American social worker

Sadie American (March 3, 1862 – May 3, 1944) was a Jewish-American activist, social worker, and "Chicago's pioneer of visual sociology".

==Early years and education==
Sadie American was born in Chicago, Illinois, on 3 March 1862, and educated its public schools.

==Career==
American was secretary of the Congress of Jewish Women at the World's Fair in 1893. She was one of the founders of the Council of Jewish Women (1893), an organizer of many sections of this association, and its executive secretary in 1893. She was president of the New York section, Council of Jewish Women. She was speaker and delegate representing Council of Jewish Women at the International Congress of Women. She was also at the Atlanta Exposition (1896); London (1899), Speaker Vacation Schools; Berlin (1904), Toronto (1909). She was Chairman of the Press Committee of Council of Jewish Women, 1899-1904.

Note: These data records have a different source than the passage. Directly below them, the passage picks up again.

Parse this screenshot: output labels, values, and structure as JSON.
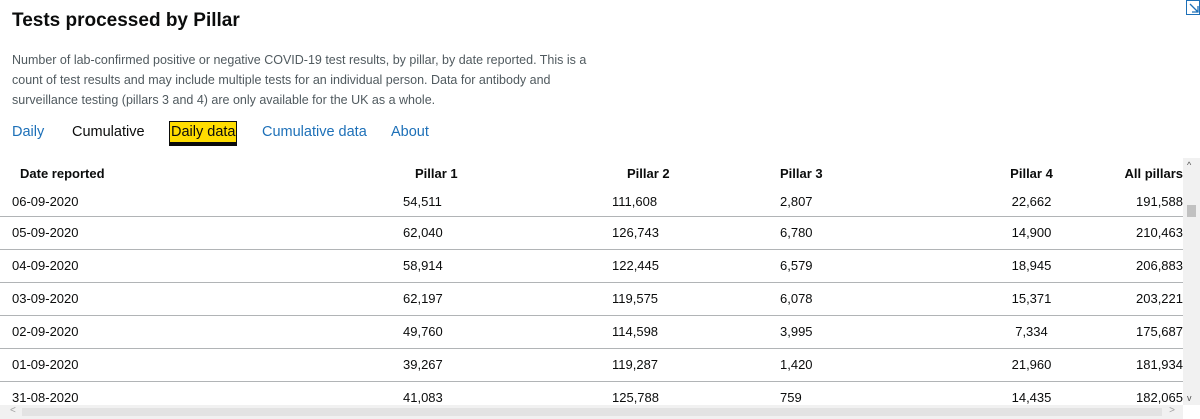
{
  "header": {
    "title": "Tests processed by Pillar",
    "description": "Number of lab-confirmed positive or negative COVID-19 test results, by pillar, by date reported. This is a count of test results and may include multiple tests for an individual person. Data for antibody and surveillance testing (pillars 3 and 4) are only available for the UK as a whole."
  },
  "tabs": [
    {
      "label": "Daily"
    },
    {
      "label": "Cumulative"
    },
    {
      "label": "Daily data"
    },
    {
      "label": "Cumulative data"
    },
    {
      "label": "About"
    }
  ],
  "table": {
    "columns": [
      "Date reported",
      "Pillar 1",
      "Pillar 2",
      "Pillar 3",
      "Pillar 4",
      "All pillars"
    ],
    "rows": [
      [
        "06-09-2020",
        "54,511",
        "111,608",
        "2,807",
        "22,662",
        "191,588"
      ],
      [
        "05-09-2020",
        "62,040",
        "126,743",
        "6,780",
        "14,900",
        "210,463"
      ],
      [
        "04-09-2020",
        "58,914",
        "122,445",
        "6,579",
        "18,945",
        "206,883"
      ],
      [
        "03-09-2020",
        "62,197",
        "119,575",
        "6,078",
        "15,371",
        "203,221"
      ],
      [
        "02-09-2020",
        "49,760",
        "114,598",
        "3,995",
        "7,334",
        "175,687"
      ],
      [
        "01-09-2020",
        "39,267",
        "119,287",
        "1,420",
        "21,960",
        "181,934"
      ],
      [
        "31-08-2020",
        "41,083",
        "125,788",
        "759",
        "14,435",
        "182,065"
      ]
    ]
  },
  "icons": {
    "corner": "download-icon",
    "scroll_up": "chevron-up-icon",
    "scroll_down": "chevron-down-icon",
    "scroll_left": "chevron-left-icon",
    "scroll_right": "chevron-right-icon"
  },
  "colors": {
    "link": "#1d70b8",
    "active_tab_bg": "#ffdd00",
    "text": "#0b0c0c",
    "secondary_text": "#505a5f"
  }
}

American was instrumental in the formation of the Jewish Study Society (1899) and, later, in the formation of the Union of Jewish Women Workers in England. She assisted in the formation of the Jüdischer Frauenbund in Berlin in 1904. She was a member of the Council of Women of the United States and a member of the Executive Committee of the Council of Women of the United States since 1898. She was a speaker at the Triennial Council of Women of the United States, 1895, 1898, 1902. She served on the committee on Peace Propaganda, Council of Women of the United States (1899-1904). She served as chair of the Committee on Immigration and Emigration (1911).

American was speaker at the Biennial of the General Federation of Clubs in Denver in 1896. She was a member of the Industrial Committee, New York State Federation of Women's Clubs, 1905. She was a speaker on playgrounds at the General Federation of Women's Clubs, Boston, 1908.

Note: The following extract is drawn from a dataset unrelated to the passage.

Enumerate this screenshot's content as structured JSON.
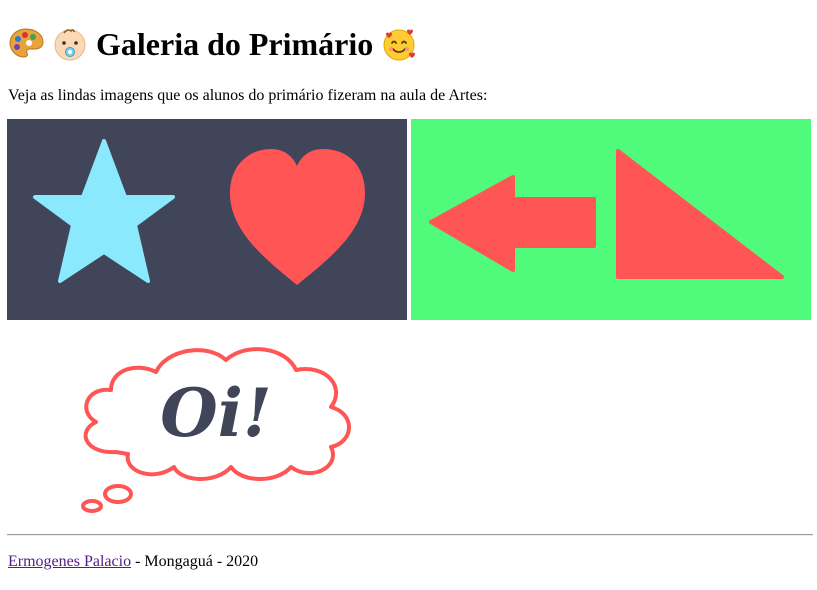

American was director of the Woman's Municipal League New York City, 1901. She served as chair of the Woman's Municipal League Tenement House Committee, 1902-1903. She was a member of the Executive Committee Intermunicipal Association for Household Research, 1904.

For the Consumers' League, American was vice-president, 1898-1899 and director, 1899, Illinois Consumers' League. She was president of the Consumers' League of New York State, 1901-1905, and a member of the Executive Committee National Consumers' League, 1901 -1906.

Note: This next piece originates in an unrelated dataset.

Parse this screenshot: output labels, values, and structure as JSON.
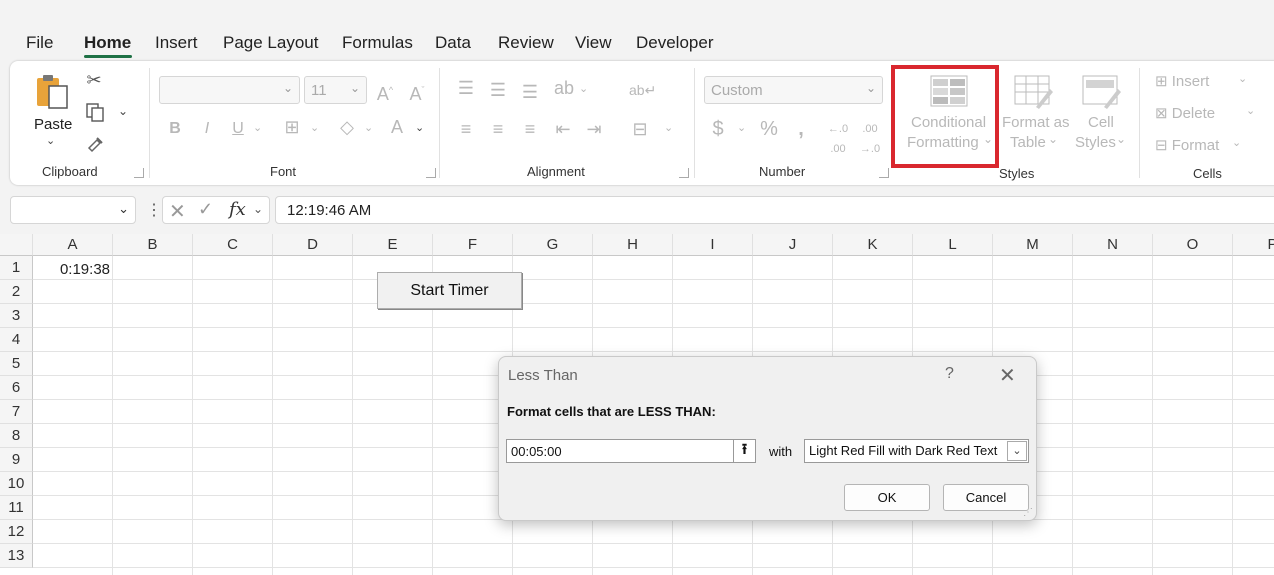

Her Chicago activities including being club leader of the Maxwell Street Settlement, Chicago, 1894-1898. She was a teacher at the Sinai Temple Sunday School, Chicago, 1894-1899; and a member of the Executive Committee, Civic Federation of Chicago, 1895-1899. She was a founder of Vacation Schools, Chicago, 1896; president of the League for Religious Fellowship, Chicago, 1896; founder and chair of the Permanent Vacation School and Playground Committee of Chicago Women's Clubs, 1896-1900; member of the Executive Committee of the South Side District Bureau of Charities, Chicago, 1896-1899.

American was director the Cook County League of Women's Clubs, 1897-1898. She was a member of the committee in Chicago which drew and secured the passage of the Illinois Juvenile Court Law. She was a member of the Executive Committee of the Committee of One Hundred to revise laws regulating education in Illinois, 1897-1898. She was a member of the Executive Committee and one of the founders at the call of the Governor, Army and Navy League of Illinois during the Spanish–American War, 1898. She died in New York City in 1944.